TTIP/Tafta : "Les Etats-Unis n'attendent pas après cet accord"

Par Sarah Belhadi  |   |  714  mots
Il y a tout juste un an, Mathias Fekl avait déjà annoncé que la France pourrait choisir « l’arrêt pur et simple des négociations » avec les Etats-Unis si elles ne progressaient pas dans le bon sens. Il déplorait alors un « manque total de transparence » et une « grande opacité ». Le député européen Franck Proust déplore une décision qui n'est pas "rationnelle".

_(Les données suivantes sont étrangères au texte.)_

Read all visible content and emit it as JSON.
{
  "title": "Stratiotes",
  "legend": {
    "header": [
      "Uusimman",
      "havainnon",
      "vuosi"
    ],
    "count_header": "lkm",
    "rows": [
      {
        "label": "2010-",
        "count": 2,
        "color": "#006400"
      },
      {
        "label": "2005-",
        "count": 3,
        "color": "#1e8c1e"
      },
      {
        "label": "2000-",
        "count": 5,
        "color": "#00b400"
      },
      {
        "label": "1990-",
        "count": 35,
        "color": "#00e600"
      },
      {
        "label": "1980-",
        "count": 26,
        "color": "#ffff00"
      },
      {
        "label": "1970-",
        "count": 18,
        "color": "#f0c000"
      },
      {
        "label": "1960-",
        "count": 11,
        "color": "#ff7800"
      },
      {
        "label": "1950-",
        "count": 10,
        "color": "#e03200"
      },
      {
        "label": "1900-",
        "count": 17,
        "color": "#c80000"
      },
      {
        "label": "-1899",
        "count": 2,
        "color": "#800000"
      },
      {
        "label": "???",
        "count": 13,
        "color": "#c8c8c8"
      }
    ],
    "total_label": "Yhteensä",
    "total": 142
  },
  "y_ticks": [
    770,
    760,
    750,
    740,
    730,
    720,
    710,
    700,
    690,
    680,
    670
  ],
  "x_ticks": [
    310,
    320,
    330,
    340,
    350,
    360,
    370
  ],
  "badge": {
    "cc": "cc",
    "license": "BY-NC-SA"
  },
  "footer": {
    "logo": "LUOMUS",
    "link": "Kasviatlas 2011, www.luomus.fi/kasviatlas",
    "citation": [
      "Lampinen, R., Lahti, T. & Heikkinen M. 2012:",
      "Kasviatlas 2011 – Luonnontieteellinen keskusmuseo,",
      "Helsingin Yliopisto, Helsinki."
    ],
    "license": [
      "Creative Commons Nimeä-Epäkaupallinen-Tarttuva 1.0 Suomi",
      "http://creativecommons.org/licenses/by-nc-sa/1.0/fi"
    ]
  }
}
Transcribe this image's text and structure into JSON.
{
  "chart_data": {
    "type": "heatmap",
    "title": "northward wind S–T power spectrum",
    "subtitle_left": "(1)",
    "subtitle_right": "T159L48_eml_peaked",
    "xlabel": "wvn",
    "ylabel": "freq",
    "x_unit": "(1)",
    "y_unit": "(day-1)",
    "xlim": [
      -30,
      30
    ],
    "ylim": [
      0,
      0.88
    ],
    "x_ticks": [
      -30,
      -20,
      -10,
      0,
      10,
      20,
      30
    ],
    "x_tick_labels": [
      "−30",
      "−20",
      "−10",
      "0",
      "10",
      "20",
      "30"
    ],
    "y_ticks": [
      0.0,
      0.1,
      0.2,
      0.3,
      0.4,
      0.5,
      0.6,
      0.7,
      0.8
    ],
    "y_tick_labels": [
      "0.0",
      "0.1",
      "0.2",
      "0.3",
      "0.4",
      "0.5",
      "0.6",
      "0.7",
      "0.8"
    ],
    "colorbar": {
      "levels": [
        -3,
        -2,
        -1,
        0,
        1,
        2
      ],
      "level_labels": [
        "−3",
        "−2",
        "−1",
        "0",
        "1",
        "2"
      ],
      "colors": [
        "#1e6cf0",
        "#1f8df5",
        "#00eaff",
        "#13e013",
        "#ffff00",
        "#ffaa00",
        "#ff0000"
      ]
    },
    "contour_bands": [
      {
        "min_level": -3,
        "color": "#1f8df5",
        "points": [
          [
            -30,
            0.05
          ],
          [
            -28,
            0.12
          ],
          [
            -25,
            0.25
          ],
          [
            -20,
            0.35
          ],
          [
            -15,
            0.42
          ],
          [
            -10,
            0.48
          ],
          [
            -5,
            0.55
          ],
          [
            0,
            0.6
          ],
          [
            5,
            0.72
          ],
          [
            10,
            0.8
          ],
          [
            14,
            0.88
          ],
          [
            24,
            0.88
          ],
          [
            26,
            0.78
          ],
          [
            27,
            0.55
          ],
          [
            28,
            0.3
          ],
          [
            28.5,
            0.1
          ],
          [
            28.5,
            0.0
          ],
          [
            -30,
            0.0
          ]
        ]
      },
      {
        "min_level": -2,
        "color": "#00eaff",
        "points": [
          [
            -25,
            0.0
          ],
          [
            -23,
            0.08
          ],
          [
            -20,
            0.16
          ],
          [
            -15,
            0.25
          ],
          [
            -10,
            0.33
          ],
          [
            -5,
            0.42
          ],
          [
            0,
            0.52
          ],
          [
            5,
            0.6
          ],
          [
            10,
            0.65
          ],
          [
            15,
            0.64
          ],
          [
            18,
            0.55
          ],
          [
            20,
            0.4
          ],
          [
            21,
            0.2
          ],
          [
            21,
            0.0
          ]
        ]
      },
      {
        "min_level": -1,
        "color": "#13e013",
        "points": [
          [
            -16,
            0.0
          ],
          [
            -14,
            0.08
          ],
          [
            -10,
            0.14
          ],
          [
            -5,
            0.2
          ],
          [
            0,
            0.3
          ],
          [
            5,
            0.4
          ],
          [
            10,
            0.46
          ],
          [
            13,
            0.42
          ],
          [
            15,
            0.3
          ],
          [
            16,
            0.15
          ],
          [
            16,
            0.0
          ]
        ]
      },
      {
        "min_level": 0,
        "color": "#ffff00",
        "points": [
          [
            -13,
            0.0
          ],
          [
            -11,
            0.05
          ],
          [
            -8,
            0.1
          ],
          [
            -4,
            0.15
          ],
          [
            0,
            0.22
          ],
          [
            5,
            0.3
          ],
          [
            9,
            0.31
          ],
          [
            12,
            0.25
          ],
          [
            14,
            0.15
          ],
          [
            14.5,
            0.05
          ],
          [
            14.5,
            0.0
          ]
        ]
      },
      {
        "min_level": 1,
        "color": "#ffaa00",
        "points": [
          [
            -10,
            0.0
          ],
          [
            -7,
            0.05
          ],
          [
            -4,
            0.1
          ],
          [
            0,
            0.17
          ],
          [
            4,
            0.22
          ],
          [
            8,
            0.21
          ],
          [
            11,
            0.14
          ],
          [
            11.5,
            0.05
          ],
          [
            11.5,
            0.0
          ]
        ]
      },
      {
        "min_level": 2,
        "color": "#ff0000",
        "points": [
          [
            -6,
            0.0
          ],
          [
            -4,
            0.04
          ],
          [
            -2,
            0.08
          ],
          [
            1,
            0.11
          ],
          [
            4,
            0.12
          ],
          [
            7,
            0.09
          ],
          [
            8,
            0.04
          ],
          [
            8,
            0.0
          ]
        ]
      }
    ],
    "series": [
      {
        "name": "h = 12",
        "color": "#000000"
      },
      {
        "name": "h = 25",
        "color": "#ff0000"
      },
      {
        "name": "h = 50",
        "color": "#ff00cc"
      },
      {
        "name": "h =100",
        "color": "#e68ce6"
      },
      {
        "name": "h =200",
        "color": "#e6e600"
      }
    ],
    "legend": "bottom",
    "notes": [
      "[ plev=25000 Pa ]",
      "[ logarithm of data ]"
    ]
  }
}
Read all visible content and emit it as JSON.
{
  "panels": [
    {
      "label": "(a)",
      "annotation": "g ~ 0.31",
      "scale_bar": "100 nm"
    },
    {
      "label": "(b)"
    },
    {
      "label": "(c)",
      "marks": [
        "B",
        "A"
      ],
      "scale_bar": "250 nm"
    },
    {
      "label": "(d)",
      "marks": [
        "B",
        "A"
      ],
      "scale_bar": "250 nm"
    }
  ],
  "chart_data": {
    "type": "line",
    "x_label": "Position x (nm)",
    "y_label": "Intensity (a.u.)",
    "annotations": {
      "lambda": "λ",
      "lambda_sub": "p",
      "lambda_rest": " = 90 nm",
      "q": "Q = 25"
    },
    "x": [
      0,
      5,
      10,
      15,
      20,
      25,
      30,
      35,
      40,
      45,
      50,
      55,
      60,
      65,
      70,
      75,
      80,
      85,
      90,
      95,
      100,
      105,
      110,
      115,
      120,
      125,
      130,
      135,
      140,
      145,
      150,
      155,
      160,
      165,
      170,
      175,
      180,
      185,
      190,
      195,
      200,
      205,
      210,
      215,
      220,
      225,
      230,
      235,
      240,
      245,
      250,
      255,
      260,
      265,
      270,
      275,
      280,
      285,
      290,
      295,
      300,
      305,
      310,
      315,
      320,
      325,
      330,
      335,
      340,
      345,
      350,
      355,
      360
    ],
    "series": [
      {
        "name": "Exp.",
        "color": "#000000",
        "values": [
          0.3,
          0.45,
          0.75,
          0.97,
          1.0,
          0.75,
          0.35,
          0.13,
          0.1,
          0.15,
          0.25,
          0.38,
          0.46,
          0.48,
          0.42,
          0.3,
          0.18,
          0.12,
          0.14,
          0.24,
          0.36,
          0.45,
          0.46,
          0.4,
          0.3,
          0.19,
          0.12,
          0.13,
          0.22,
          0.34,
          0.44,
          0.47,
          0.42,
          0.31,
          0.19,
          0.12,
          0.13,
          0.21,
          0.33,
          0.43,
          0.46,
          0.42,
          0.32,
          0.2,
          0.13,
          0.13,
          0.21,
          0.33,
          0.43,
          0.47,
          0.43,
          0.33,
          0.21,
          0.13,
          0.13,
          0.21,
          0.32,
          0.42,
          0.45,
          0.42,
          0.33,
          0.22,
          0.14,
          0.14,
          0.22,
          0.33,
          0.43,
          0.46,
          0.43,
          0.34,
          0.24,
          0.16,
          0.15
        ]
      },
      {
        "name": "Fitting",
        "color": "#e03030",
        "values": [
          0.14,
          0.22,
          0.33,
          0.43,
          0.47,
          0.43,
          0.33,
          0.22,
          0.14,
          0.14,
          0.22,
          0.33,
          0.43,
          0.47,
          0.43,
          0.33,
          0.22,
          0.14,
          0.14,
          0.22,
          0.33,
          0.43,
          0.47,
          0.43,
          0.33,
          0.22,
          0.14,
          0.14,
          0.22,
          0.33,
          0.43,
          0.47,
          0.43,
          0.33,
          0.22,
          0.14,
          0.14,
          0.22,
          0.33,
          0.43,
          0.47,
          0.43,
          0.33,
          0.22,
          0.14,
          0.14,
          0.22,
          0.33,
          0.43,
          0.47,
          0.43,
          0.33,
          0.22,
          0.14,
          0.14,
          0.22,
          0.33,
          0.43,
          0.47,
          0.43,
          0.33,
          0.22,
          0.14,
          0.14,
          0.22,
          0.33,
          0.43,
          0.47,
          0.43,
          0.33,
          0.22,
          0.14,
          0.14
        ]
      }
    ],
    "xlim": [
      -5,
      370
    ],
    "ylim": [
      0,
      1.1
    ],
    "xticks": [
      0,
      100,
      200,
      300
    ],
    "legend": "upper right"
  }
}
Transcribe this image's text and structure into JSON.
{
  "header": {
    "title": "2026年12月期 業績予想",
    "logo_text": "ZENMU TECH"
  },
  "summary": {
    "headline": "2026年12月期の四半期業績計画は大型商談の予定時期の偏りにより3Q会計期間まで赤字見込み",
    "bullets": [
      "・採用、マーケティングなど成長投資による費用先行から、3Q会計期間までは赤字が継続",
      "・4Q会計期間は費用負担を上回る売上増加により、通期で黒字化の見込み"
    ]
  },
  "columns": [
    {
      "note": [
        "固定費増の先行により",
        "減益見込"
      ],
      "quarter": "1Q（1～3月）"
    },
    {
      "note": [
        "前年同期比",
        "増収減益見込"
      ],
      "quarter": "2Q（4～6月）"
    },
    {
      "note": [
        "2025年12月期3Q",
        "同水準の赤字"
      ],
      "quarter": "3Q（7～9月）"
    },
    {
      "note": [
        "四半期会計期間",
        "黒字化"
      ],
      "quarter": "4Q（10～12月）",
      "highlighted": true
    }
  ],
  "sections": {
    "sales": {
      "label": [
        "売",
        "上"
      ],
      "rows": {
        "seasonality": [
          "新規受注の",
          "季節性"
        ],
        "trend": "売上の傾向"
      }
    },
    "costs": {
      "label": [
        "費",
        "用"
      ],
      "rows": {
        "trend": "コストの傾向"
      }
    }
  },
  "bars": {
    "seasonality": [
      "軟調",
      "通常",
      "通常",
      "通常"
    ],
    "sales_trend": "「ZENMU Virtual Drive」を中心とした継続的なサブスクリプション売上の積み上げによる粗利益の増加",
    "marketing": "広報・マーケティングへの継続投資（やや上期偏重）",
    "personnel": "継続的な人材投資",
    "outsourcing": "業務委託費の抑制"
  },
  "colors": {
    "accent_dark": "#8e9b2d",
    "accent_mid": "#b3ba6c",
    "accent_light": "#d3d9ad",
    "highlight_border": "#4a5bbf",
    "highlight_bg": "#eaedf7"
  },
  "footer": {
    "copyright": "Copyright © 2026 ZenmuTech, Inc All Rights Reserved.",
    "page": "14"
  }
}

La France, par la voix de son secrétaire d'Etat au commerce extérieur, Mathias Fekl, a annoncé mardi qu'elle mettait un terme aux négociations de l'accord de libre-échange entre l'Union européenne et les Etats-Unis. Cette annonce intervient au lendemain d'une déclaration similaire de Sigmar Gabriel, le vice-chancelier allemand. Trois questions à Franck Proust, député européen Les Républicains et membre de la commission Commerce international.

LA TRIBUNE - Mardi après-midi, lors d'une conférence de presse à Bruxelles, Cécilia Malmström, la commissaire européenne au commerce, s'est étonnée des déclarations de la France. Cette annonce du secrétaire d'Etat au commerce extérieur était-elle attendue ?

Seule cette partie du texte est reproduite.